Some believe that the more you run, the less susceptible you are to injury. This is not the case, though, as the repetitive nature of running increases the risk of overuse injuries. Lower extremity injuries are especially common in those who run more than 40 miles per week. Distance runners have the highest rates of stress fractures among athletes, with women being more susceptible than men. Training errors as well as nutritional deficits, among other things, increase the risk of injury to bone.

Given that stress fracture treatment may require a lengthy absence from running, prevention becomes an important goal. Shin splints (medial tibial stress syndrome) may lead to stress fractures and should be addressed with appropriate activity modification to prevent progression.

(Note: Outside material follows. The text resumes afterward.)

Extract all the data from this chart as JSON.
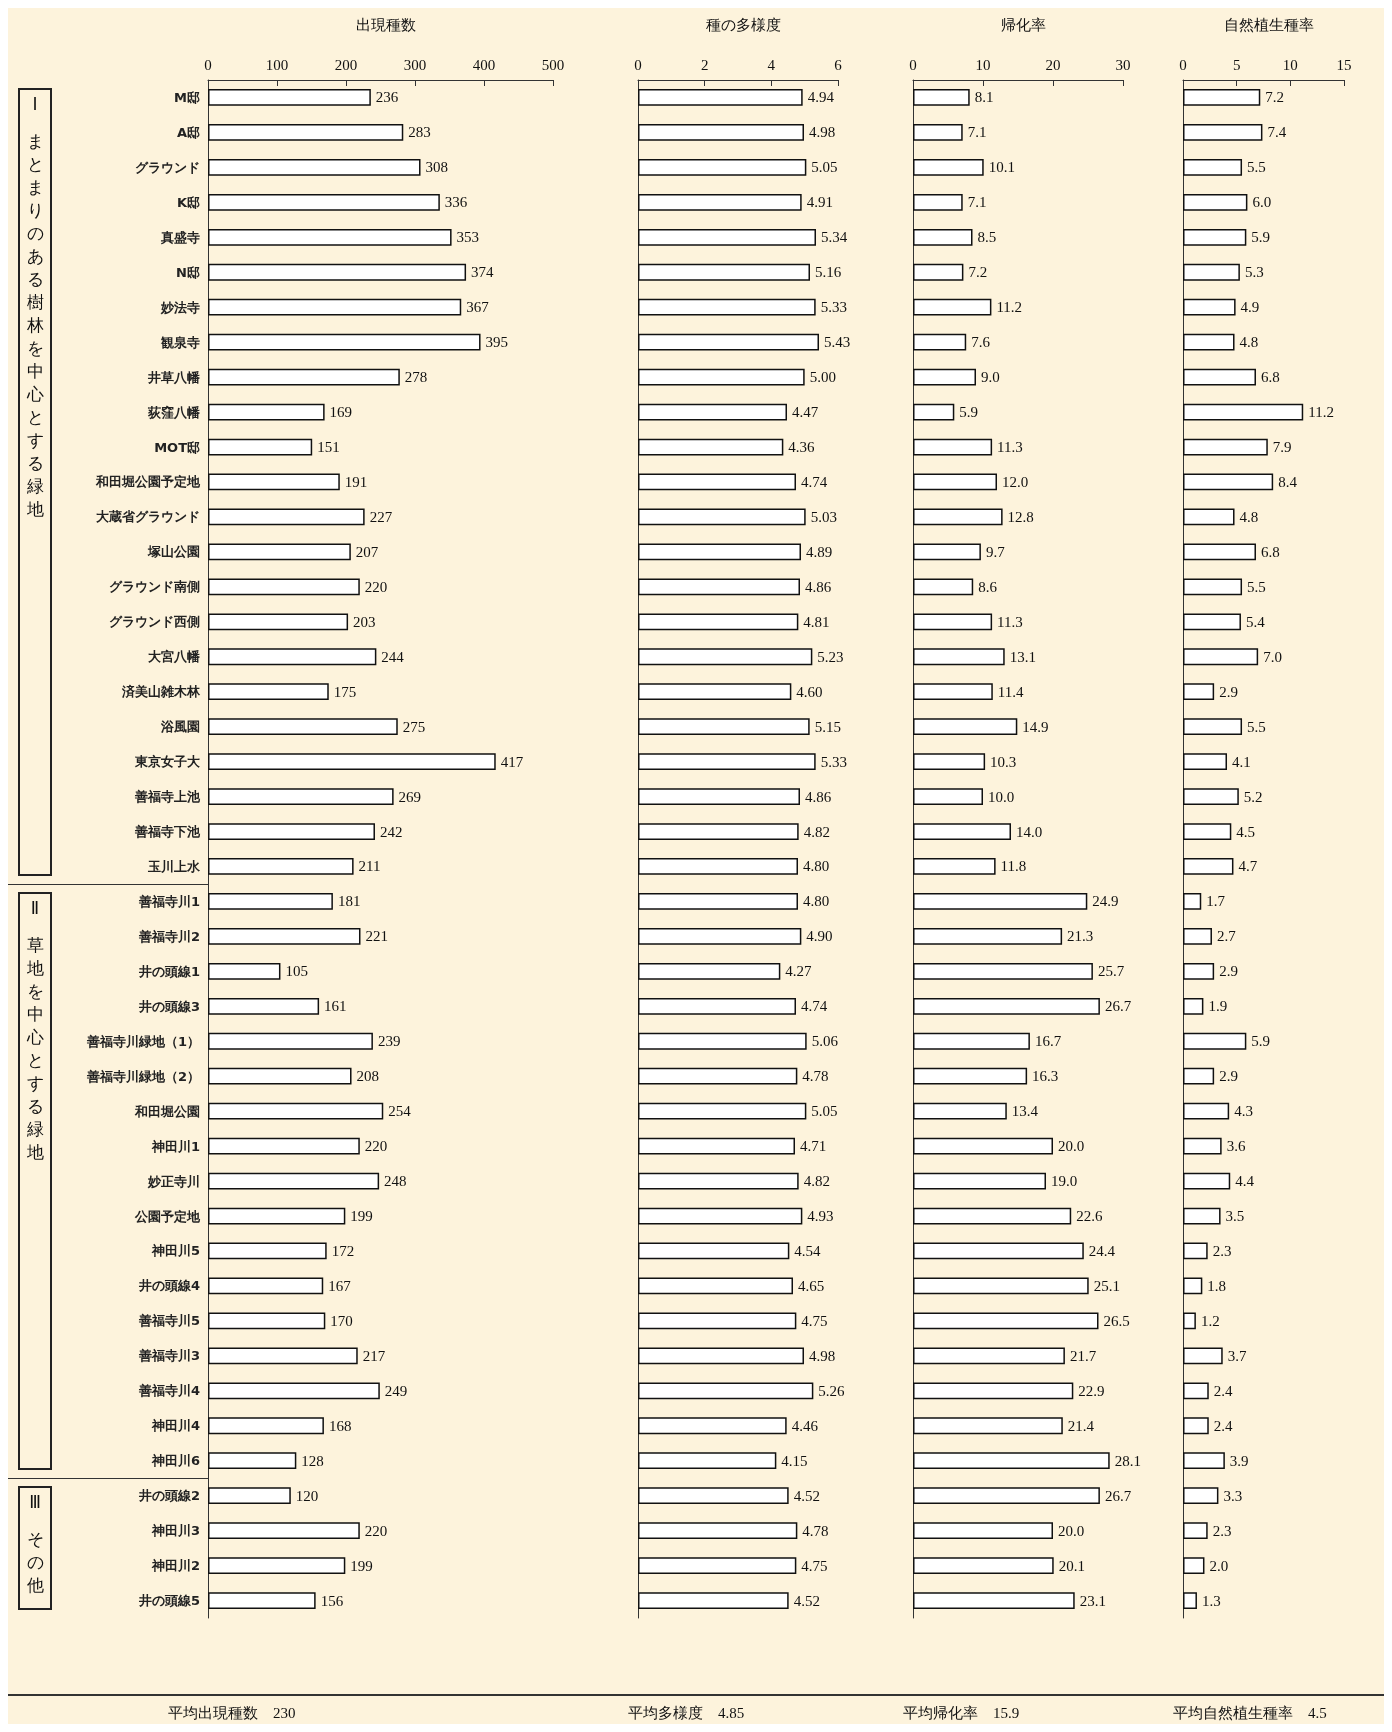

"Slowly increasing your mileage and intensity, avoiding abrupt changes in running surfaces, replacing shoes every six months or 300-400 miles, incorporating rest days into your training schedule and maximizing your calcium and vitamin D intake are all important for stress fracture prevention," said Dr. Temme. "Most importantly, ensuring that you are eating enough to fuel your body AND your sport is paramount for bone health. Seeking expert advice from a Sports Physician or Sports Dietitian can help ensure you are meeting your unique nutritional needs for safe training and competition."
Penn Orthopaedics
Regardless of the distance you decide to run, the number of times per week you do so, know that you are taking a step in the right direction for your health. Set small goals for yourself and fight that mental battle to achieve them. Join running groups, get your friends involved, whatever you need to do to stay inspired. As long as you are moving, you are achieving.

"Running is a convenient, economical and portable sport with many physical and emotional benefits," says Dr. Temme. "When introduced gradually, and with adequate attention to injury prevention, running can be enjoyed safely for years to come."